TuS Dassendorf won promotion to the Verbandsliga Hamburg in 1997 through a championship in the Landesliga Hamburg-Hansa and came third in its first season there. It won the Verbandsliga in 1999 and earned promotion to the tier four Oberliga Hamburg/Schleswig-Holstein. The club came ninth in the league in its first season there but withdrew from the league after finishing fourteenth the following year. The club won the Hamburger Pokal in 2000 and thereby qualified for the first round of the 2000–01 DFB-Pokal where it lost 5–0 to SpVgg Unterhaching in the first round.

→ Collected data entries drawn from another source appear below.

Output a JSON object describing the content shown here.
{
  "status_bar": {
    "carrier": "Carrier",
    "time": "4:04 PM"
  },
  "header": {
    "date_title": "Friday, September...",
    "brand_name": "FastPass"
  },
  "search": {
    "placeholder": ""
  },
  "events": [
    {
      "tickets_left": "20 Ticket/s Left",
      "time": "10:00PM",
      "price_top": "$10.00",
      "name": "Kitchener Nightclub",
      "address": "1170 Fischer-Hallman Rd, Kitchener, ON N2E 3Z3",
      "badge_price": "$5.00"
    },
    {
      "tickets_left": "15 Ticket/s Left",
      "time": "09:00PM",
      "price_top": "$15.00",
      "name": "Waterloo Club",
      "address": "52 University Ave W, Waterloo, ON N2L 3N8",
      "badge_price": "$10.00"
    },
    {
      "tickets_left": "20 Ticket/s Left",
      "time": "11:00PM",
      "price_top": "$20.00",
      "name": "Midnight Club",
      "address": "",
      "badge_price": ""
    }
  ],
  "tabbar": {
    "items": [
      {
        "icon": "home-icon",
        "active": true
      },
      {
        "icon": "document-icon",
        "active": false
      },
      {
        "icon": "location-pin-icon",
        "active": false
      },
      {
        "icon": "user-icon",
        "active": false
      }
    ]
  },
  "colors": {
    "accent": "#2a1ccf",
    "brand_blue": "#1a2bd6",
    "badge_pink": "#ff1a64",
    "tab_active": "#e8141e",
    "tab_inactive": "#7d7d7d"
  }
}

Upon return to the Verbandsliga the club competed as a lower table side and was relegated from the league in 2004. It competed in the Landesliga Hamburg-Hansa for the next nine seasons, generally as a mid-table side. In 2012–13 a second place in the Landesliga and success in the promotion round finally took the club back up to the highest league in Hamburg which now had become the Oberliga Hamburg.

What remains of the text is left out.